Fisioterapia na linha de frente no enfrentamento a Covid-19 na Sta Casa de Laranjal

Fisioterapia na linha de frente no enfrentamento a Covid-19 na Sta Casa de Laranjal

Serviço iniciado no final do mês de março no ambulatório da Santa Casa de Laranjal Paulista já conta com cerca de 200 pacientes atendidos.

Publicado em 13 de julho

Respirar parece uma tarefa simples, mas para milhares de pessoas acometidas pela Covid-19, encher os pulmões é um grande desafio. E com ele, na maioria das vezes a doença interfere nas atividades simples da vida diária como levantar da cama, trocar de roupas e ate mesmo andar acometendo principalmente a mecânica respiratória. A pessoa não consegue respirar de forma correta devido a dispneia importante sendo difícil encher os pulmões em sua totalidade e necessitando do oxigênio e fisioterapia, mesmo em pacientes que não precisaram de internação na Unidade de Terapia Intensiva (UTI).

Perante a pandemia, e a pedido Secretária de saúde do Município e Laranjal Paulista juntamente com o Instituto Alpha de Medicina para a Saúde implantou e iniciou prontamente no final do mês de março o serviço de Fisioterapia no ambulatório covid-19 na Santa Casa no município. Seguindo todas as regras de biossegurança e atendimento individualizado focado em cada paciente, principalmente na reabilitação pulmonar e motora em sua individualidade para evitar agravamentos e possíveis internações em leitos de UTI. Porém, muitos que venceram a doença ainda necessitam de acompanhamento e reabilitação pós covid, explica Dr. Thiago Ferraz de Souza, Fisioterapeuta responsável pelos tratamentos.

“Quando o paciente é acometido pela doença, a capacidade pulmonar respiratória é ( FICA) diminuída.
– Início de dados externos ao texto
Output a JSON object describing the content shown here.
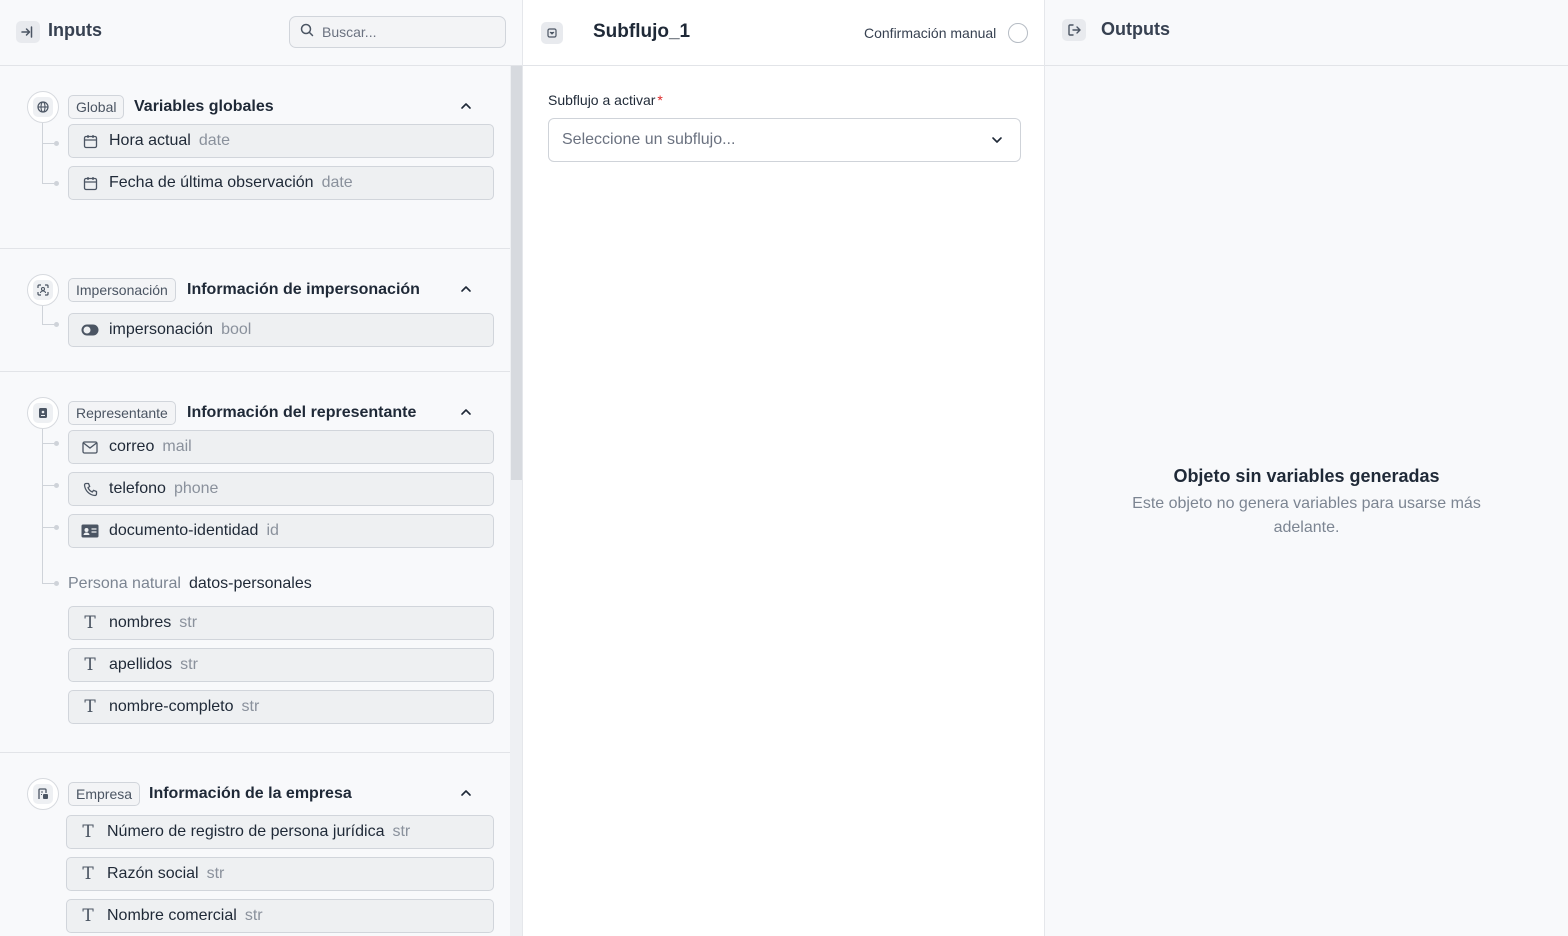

Os que necessitam de intubação e permanecem por algum tempo em ventilação mecânica , apresentam descondicionamento físico, perda de massa muscular e/ou fraqueza, além de piora do estado nutricional e principalmente da função pulmonar. Estes, requerem reabilitação pulmonar e motora conta Souza.

De acordo com o fisioterapeuta, inicialmente pessoas acima de 65 anos eram as que mais precisavam do atendimento, mas no decorrer dos meses a doença avança acometendo todas as faixas etárias.

“No começo eu atendia pacientes acima de 65 anos. Hoje a faixa etária caiu, porém aumentou o número de casos com pacientes acima de 30 anos de idade. Cheguei atender paciente de 17 anos.


Lembro de um caso de paciente grave que saiu da UTI com grau zero de força muscular, mal conseguia permanecer sentado e movimentava somente o antebraço esquerdo. Para poder tomar 1/2 copo d’agua, necessitava de ajuda para segurar o copo e levar até a boca com auxílio de um canudo. Assim no ambulatório, com o atendimento fisioterápico foi ganhando força, controle de tronco e equilíbrio e podendo assim receber alta”, explica o fisioterapeuta, que se sente gratificado e por ter tido a confiança e a oportunidade em desenvolver este trabalho que não é fácil, e poucos profissionais aceitam e se dispõem a enfrentar esta doença tão avassaladora. Ver a evolução de tantos pacientes em um período tão difícil e ver que estes pacientes receberam alta e voltaram aos seus lares estando junto ao seio famíliar é o objetivo de toda a equipe profissional da Secretaria Municipal de Saúde do Instituto Alpha e da Santa Casa.


“Sempre atendo as pessoas como eu gostaria de ser atendido, e poder ter feito algo benéfico ao próximo em tempos em que ninguém esperava passar, é uma satisfação e poder exercer meu trabalho e fazer algo para aquele que necessita. Que possamos procurar ajudar as pessoas com mais boa vontade e tenhamos a certeza de que ao agirmos assim, estaremos trazendo um grande benefício para a nossa vida. Bem estar emocional, físico e espiritual.”, diz Souza.